Verona – Un anno a due velocità, segnato da sfide complesse ma anche da una notevole capacità di resilienza. Questo è il quadro che emerge per la Valpolicella al termine del 2025, una delle denominazioni più prestigiose del vino rosso italiano, che chiude l’anno con un giro d’affari complessivo superiore ai 600 milioni di euro. A tracciare il bilancio è il Consorzio Tutela Vini Valpolicella, in occasione dell’evento “Amarone Opera Prima”, sottolineando come, nonostante un contesto congiunturale difficile e la pressione competitiva sui mercati internazionali, il settore abbia mostrato una buona ripresa nell’ultimo trimestre.
L’impatto dell’export e la sfida dei dazi
Il fronte delle esportazioni ha rappresentato il terreno più complesso per i vini della Valpolicella nel corso del 2025. Analizzando i dati relativi ai primi dieci mesi dell’anno, si registra un calo tendenziale in valore per i rossi Dop veneti fino a 15 gradi (una categoria merceologica in cui la Valpolicella ha un peso predominante, ma che tecnicamente non include l’Amarone). La flessione è stata del 2,1% a livello mondiale, con un calo più marcato verso gli Stati Uniti, pari al -5,8%. Quest’ultimo dato, in particolare, risente dell’impatto dei dazi introdotti dall’amministrazione statunitense, che hanno pesato significativamente sulle performance nella seconda metà dell’anno.
Tuttavia, il Consorzio evidenzia un dato importante: il decremento registrato dalla Valpolicella è “di tre volte inferiore rispetto alla performance nazionale della categoria rossista”, che ha segnato un -6,2%. Un risultato che, come sottolineato dal presidente del Consorzio, Christian Marchesini, testimonia “l’impegno profuso per contenere i danni” in uno scenario globale tutt’altro che semplice. Se da un lato si registrano cali significativi in mercati storici come la Svizzera (-9,8%), la Danimarca (-3,7%) e la Norvegia (-6,5%), dall’altro emergono segnali incoraggianti da altre piazze di sbocco strategiche.
I mercati in crescita: Canada e Germania in testa
A bilanciare le difficoltà su alcuni fronti, contribuiscono le ottime performance registrate in altri mercati chiave. Il Canada si conferma il primo acquirente dei vini della Valpolicella, con una crescita del 4,8%. Risultati positivi arrivano anche dalla Germania (+5,1%), dalla Svezia (+4,7%), dal Regno Unito (+8,9%) e dai Paesi Bassi, che segnano un notevole +12%. Questi dati dimostrano la capacità della denominazione di diversificare i propri mercati e di consolidare la propria presenza in aree strategiche, compensando così le perdite subite altrove.
L’andamento dell’imbottigliato: contrazione contenuta per Amarone, Ripasso e Valpolicella
Analizzando i dati relativi all’imbottigliato, ovvero i vini pronti per essere commercializzati, il Consorzio parla di una “contrazione più contenuta rispetto alle premesse”. In un contesto economico difficile, i cali sono stati limitati, a dimostrazione della solidità della domanda per i vini di punta della denominazione.
- L’Amarone chiude il 2025 con un calo del 2,4%, per un totale di circa 102 mila ettolitri imbottigliati.
- Il Valpolicella segna una flessione del 2,7%, attestandosi a 123,8 mila ettolitri.
- Il Ripasso registra il calo più marcato, con un -3,7%, ma supera comunque i 205 mila ettolitri.

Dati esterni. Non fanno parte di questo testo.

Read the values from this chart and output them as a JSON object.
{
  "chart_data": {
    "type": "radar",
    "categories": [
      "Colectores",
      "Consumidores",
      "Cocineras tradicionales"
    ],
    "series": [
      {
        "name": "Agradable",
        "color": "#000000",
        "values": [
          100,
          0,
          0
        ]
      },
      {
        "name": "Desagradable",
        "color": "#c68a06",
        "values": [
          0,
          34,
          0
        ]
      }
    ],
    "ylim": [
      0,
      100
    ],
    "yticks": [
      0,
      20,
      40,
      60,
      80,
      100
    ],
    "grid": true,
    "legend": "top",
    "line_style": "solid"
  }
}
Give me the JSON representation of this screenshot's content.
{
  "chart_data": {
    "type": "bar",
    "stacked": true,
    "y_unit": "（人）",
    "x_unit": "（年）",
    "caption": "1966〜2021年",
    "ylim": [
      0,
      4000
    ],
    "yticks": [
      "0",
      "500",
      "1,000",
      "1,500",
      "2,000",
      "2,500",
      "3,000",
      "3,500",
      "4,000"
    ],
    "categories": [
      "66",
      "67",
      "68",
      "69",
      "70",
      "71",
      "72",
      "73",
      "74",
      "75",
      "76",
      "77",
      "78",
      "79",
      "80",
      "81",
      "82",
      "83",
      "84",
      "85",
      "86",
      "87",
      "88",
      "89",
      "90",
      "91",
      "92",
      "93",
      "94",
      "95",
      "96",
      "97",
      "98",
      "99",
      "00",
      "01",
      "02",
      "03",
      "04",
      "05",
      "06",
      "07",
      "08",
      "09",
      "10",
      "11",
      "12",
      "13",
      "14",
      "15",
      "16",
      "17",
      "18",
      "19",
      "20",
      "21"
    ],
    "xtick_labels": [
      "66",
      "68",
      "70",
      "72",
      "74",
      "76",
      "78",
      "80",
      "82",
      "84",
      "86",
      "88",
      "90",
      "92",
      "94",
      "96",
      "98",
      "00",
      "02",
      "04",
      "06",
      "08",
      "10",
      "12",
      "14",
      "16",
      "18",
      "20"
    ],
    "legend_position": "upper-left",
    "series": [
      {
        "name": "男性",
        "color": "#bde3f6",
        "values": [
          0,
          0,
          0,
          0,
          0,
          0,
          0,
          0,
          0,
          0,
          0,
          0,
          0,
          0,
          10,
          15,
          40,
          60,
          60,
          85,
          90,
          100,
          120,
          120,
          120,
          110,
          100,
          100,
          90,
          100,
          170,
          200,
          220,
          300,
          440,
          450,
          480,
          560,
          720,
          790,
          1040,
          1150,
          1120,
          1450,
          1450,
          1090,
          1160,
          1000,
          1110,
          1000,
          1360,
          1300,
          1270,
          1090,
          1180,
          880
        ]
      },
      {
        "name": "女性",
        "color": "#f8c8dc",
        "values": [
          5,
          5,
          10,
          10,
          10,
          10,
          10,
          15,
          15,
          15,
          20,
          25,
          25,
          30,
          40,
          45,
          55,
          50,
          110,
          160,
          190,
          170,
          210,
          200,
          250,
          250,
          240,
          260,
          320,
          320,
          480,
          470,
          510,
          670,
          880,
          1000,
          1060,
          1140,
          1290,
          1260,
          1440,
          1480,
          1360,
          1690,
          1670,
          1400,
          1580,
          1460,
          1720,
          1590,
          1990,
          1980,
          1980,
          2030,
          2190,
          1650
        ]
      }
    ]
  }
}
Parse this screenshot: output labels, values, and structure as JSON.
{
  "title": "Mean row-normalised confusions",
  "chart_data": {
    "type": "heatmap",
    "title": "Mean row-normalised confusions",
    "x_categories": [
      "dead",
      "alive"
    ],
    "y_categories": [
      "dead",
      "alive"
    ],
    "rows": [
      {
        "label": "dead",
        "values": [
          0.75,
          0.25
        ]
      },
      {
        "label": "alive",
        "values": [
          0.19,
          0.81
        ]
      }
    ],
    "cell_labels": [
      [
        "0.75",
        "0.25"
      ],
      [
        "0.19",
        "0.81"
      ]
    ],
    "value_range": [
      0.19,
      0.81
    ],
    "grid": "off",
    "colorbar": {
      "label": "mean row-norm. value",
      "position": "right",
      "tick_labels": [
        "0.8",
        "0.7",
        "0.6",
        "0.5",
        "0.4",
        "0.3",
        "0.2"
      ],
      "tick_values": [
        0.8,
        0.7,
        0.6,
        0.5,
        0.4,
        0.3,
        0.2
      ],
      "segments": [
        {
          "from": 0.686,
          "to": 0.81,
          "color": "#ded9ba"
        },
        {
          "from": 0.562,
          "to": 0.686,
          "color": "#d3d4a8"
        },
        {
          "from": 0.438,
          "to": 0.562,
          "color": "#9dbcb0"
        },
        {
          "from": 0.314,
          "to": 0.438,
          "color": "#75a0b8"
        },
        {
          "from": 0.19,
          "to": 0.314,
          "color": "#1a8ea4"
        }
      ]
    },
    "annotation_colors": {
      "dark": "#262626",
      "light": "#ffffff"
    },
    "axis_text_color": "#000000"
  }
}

Questi numeri, seppur negativi, sono letti con un certo ottimismo, considerando le difficoltà congiunturali e la capacità del sistema di mantenere un equilibrio tra domanda e offerta, anche attraverso politiche di gestione della produzione.
Sostenibilità e visione futura: la Valpolicella guarda avanti
Oltre ai dati di mercato, un elemento chiave che emerge dal bilancio 2025 è la forte spinta verso la sostenibilità. Per la prima volta, oltre la metà dei vigneti della denominazione (il 53%) è risultata certificata come sostenibile. Un dato storico, trainato in particolare dalla certificazione ministeriale Sqnpi (Sistema di Qualità Nazionale di Produzione Integrata), che ha visto una crescita del 47% solo nel 2025. “In uno scenario sempre più competitivo, la Valpolicella sta puntando forte sulla sostenibilità,” ha affermato il presidente Marchesini, definendola un “asset in chiave green” e una “leva di mercato” fondamentale, soprattutto in Nord-Europa e Nord-America.
Guardando al futuro, la strategia del Consorzio appare chiara: continuare a investire sulla promozione internazionale, sulla tutela del marchio e su una visione coesa che possa affrontare le sfide di un mercato in continua evoluzione, preservando la redditività per tutta la filiera.